What an if in a for-comprehension means is a guard. For instance, let's say I do this:
for {i <- 1 to 10
j <- 1 to 10
if i != j
} yield (i, j)
The loop isn't "stopped" when the condition is false. It simply skips the iterations for which that condition is false, and proceed with the true ones. Here is another example:
for {i <- 1 to 10
j <- 1 to 10
if i % 2 != 0
} yield (i, j)
You said you don't have side-effects, so I can skip a whole chapter about side effects and guards on for-comprehensions. On the other hand, reading a blog post I made recently on Strict Ranges is not a bad idea.

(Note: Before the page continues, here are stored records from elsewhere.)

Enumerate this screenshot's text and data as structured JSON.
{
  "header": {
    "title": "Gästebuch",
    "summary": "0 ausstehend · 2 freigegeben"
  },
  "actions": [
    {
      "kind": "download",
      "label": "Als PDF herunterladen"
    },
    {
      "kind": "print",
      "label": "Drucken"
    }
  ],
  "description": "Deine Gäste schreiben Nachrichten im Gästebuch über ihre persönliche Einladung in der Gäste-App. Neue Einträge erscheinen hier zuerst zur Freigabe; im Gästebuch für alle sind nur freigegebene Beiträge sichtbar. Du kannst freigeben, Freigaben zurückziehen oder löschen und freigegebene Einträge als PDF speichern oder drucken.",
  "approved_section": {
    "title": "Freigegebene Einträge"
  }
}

So... give up on break conditions. They can be made to work, but they are not functional. Try to rephrase the problem in a more functional way, and the need for a break condition will be replaced by something else.
Next, Oxbow is correct in that (s -> (p,c) => isn't allowed because there is no extractor defined on an object called ->, but, alas, even (a :: b) => would not be allowed, because there is no pattern matching going on in functional literal parameter declaration. You must simply state the parameters on the left side of =>, without doing any kind of decomposition. You may, however, do this:
if ( extension.exists( t => val (s, (p,c)) = t; this.isGoal( s ) ) )
Note that I replaced -> with ,. This works because a -> b is a syntactic sugar for (a, b), which is, itself, a syntactic sugar for Tuple2(a, b). As you don't use neither p nor c, this works too:
if ( extension.exists( t => val (s, _) = t; this.isGoal( s ) ) )
Finally, your recursive code is perfectly fine, though probably not optimized for tail-recursion. For that, you either make your method final, or you make the recursive function private to the method. Like this:
final def breadthFirstHelper
or
def breadthFirstHelper(...) {
def myRecursiveBreadthFirstHelper(...) { ... }
myRecursiveBreadthFirstHelper(...)
}
On Scala 2.8 there is an annotation called #TailRec which will tell you if the function can be made tail recursive or not. And, in fact, it seems there will be a flag to display warnings about functions that could be made tail-recursive if slightly changed, such as above.
EDIT
Regarding Oxbow's solution using case, that's a function or partial function literal. It's type will depend on what the inference requires. In that case, because that's that exists takes, a function. However, one must be careful to ensure that there will always be a match, otherwise you get an exception. For example:
scala> List(1, 'c') exists { case _: Int => true }
res0: Boolean = true
scala> List(1, 'c') exists { case _: String => true }
scala.MatchError: 1
at $anonfun$1.apply(<console>:5)
... (stack trace elided)
scala> List(1, 'c') exists { case _: String => true; case _ => false }
res3: Boolean = false
scala> ({ case _: Int => true } : PartialFunction[AnyRef,Boolean])
res5: PartialFunction[AnyRef,Boolean] = <function1>
scala> ({ case _: Int => true } : Function1[Int, Boolean])
res6: (Int) => Boolean = <function1>
EDIT 2
The solution Oxbow proposes does use pattern matching, because it is based on function literals using case statements, which do use pattern matching. When I said it was not possible, I was speaking of the syntax x => s.